"I told you that sun seemed damned peculiar today. Susie, gimme a piece of pineapple pie and dump some ice cream on it."
Ominous words spoken by Ranger Tucker. It would have made me very happy to have seen Ranger Tucker for the few minutes afterwards. I think of him shoveling forkfuls of delicious pie and ice cream into his gob, pausing between bites to say, "yep, damned peculiar." Later on, he gets attacked by flying mice.
We'd just discovered, in the late 70's, that fluorocarbons in aerosol sprays were causing the ozone layer to disappear. We knew that was going to lead to something bad, but we couldn't really tell what just yet. Day of the Animals was likely the first film to take a stance on the issue, postulating that increased cosmic rays at high altitudes would cause animals to become inflamed with bloodthirsty aggression.
The story follows a troop of campers who have hiked miles away from the protection of civilization into the middle of that aggression. The troop is led by Steve Buckner. He's a capable woodsman but grows less and less surefooted after a series of run-ins with the rampant wildlife. One hiker is assaulted by buzzards; another emerges bloodied from a wolf attack. Also, the hikers are getting hungry -- a food stash they'd left at the midpoint of the trail is devoured by animals.
Buckner is additionally plagued by the taunts of A-hole ad-exec, Paul Jenson (Leslie Nielsen). Jenson eventually convinces half of the troop to separate from the group and follow him back the way they came. These campers quickly regret letting Jenson take charge as his smug bullying gives way to more sinister, more vicious behaviour. His rapid descent into depravity leads us to guess that this ozone depletion is affecting people as well as beasts. Those who saw Creepshow know that when Leslie Nielsen plays the role of the bad guy, he can be pretty terrifying. The most disturbing attack in DotA comes not from an animal, but from him.

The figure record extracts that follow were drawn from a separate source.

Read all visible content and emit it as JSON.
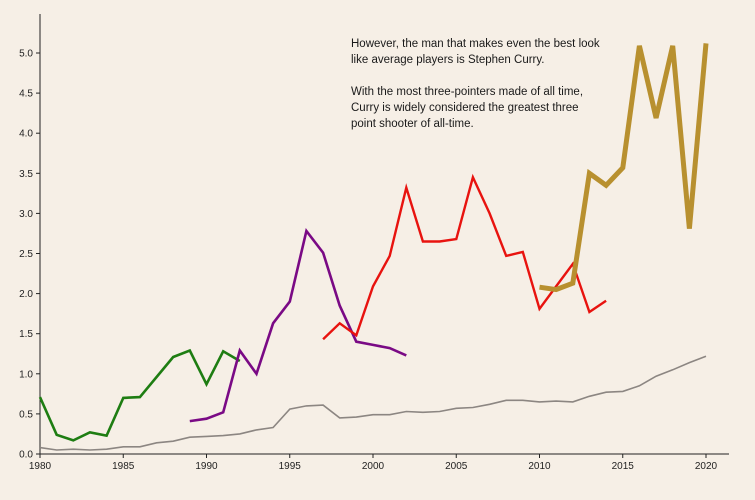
{
  "annotation": {
    "line1": "However, the man that makes even the best look like average players is Stephen Curry.",
    "line2": "With the most three-pointers made of all time, Curry is widely considered the greatest three point shooter of all-time."
  },
  "chart_data": {
    "type": "line",
    "title": "",
    "xlabel": "",
    "ylabel": "",
    "xlim": [
      1980,
      2021
    ],
    "ylim": [
      0,
      5.1
    ],
    "x_ticks": [
      1980,
      1985,
      1990,
      1995,
      2000,
      2005,
      2010,
      2015,
      2020
    ],
    "y_ticks": [
      "0.0",
      "0.5",
      "1.0",
      "1.5",
      "2.0",
      "2.5",
      "3.0",
      "3.5",
      "4.0",
      "4.5",
      "5.0"
    ],
    "grid": false,
    "series": [
      {
        "color": "#8c8682",
        "width": 1.6,
        "points": [
          [
            1980,
            0.08
          ],
          [
            1981,
            0.05
          ],
          [
            1982,
            0.06
          ],
          [
            1983,
            0.05
          ],
          [
            1984,
            0.06
          ],
          [
            1985,
            0.09
          ],
          [
            1986,
            0.09
          ],
          [
            1987,
            0.14
          ],
          [
            1988,
            0.16
          ],
          [
            1989,
            0.21
          ],
          [
            1990,
            0.22
          ],
          [
            1991,
            0.23
          ],
          [
            1992,
            0.25
          ],
          [
            1993,
            0.3
          ],
          [
            1994,
            0.33
          ],
          [
            1995,
            0.56
          ],
          [
            1996,
            0.6
          ],
          [
            1997,
            0.61
          ],
          [
            1998,
            0.45
          ],
          [
            1999,
            0.46
          ],
          [
            2000,
            0.49
          ],
          [
            2001,
            0.49
          ],
          [
            2002,
            0.53
          ],
          [
            2003,
            0.52
          ],
          [
            2004,
            0.53
          ],
          [
            2005,
            0.57
          ],
          [
            2006,
            0.58
          ],
          [
            2007,
            0.62
          ],
          [
            2008,
            0.67
          ],
          [
            2009,
            0.67
          ],
          [
            2010,
            0.65
          ],
          [
            2011,
            0.66
          ],
          [
            2012,
            0.65
          ],
          [
            2013,
            0.72
          ],
          [
            2014,
            0.77
          ],
          [
            2015,
            0.78
          ],
          [
            2016,
            0.85
          ],
          [
            2017,
            0.97
          ],
          [
            2018,
            1.05
          ],
          [
            2019,
            1.14
          ],
          [
            2020,
            1.22
          ]
        ]
      },
      {
        "color": "#1e7d12",
        "width": 2.6,
        "points": [
          [
            1980,
            0.71
          ],
          [
            1981,
            0.24
          ],
          [
            1982,
            0.17
          ],
          [
            1983,
            0.27
          ],
          [
            1984,
            0.23
          ],
          [
            1985,
            0.7
          ],
          [
            1986,
            0.71
          ],
          [
            1987,
            0.96
          ],
          [
            1988,
            1.21
          ],
          [
            1989,
            1.29
          ],
          [
            1990,
            0.87
          ],
          [
            1991,
            1.28
          ],
          [
            1992,
            1.16
          ]
        ]
      },
      {
        "color": "#7a0a85",
        "width": 2.6,
        "points": [
          [
            1989,
            0.41
          ],
          [
            1990,
            0.44
          ],
          [
            1991,
            0.52
          ],
          [
            1992,
            1.29
          ],
          [
            1993,
            1.0
          ],
          [
            1994,
            1.63
          ],
          [
            1995,
            1.9
          ],
          [
            1996,
            2.78
          ],
          [
            1997,
            2.51
          ],
          [
            1998,
            1.85
          ],
          [
            1999,
            1.4
          ],
          [
            2000,
            1.36
          ],
          [
            2001,
            1.32
          ],
          [
            2002,
            1.23
          ]
        ]
      },
      {
        "color": "#e8130f",
        "width": 2.4,
        "points": [
          [
            1997,
            1.43
          ],
          [
            1998,
            1.63
          ],
          [
            1999,
            1.48
          ],
          [
            2000,
            2.09
          ],
          [
            2001,
            2.47
          ],
          [
            2002,
            3.32
          ],
          [
            2003,
            2.65
          ],
          [
            2004,
            2.65
          ],
          [
            2005,
            2.68
          ],
          [
            2006,
            3.45
          ],
          [
            2007,
            3.0
          ],
          [
            2008,
            2.47
          ],
          [
            2009,
            2.52
          ],
          [
            2010,
            1.81
          ],
          [
            2011,
            2.09
          ],
          [
            2012,
            2.37
          ],
          [
            2013,
            1.77
          ],
          [
            2014,
            1.91
          ]
        ]
      },
      {
        "color": "#b8902f",
        "width": 5,
        "points": [
          [
            2010,
            2.08
          ],
          [
            2011,
            2.05
          ],
          [
            2012,
            2.13
          ],
          [
            2013,
            3.5
          ],
          [
            2014,
            3.35
          ],
          [
            2015,
            3.57
          ],
          [
            2016,
            5.09
          ],
          [
            2017,
            4.19
          ],
          [
            2018,
            5.09
          ],
          [
            2019,
            2.81
          ],
          [
            2020,
            5.12
          ]
        ]
      }
    ]
  }
}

The cinematography is sharp and beautiful. There are several brilliant backlit shots of beasts on the advance and the daytime shots are bleached with the powerful ozone-less sunlight. The camera is often angled a few feet above the action -- we feel that the characters are constantly under quiet surveillance. Lalo Schifrin does the soundtrack and his rattle-clatter tone provide an eerie backdrop to a wilderness holding hidden primal threats.
Some intense moments, although with few plot-significant casualties. Worth watching just to see Leslie Nielsen go all apeshit.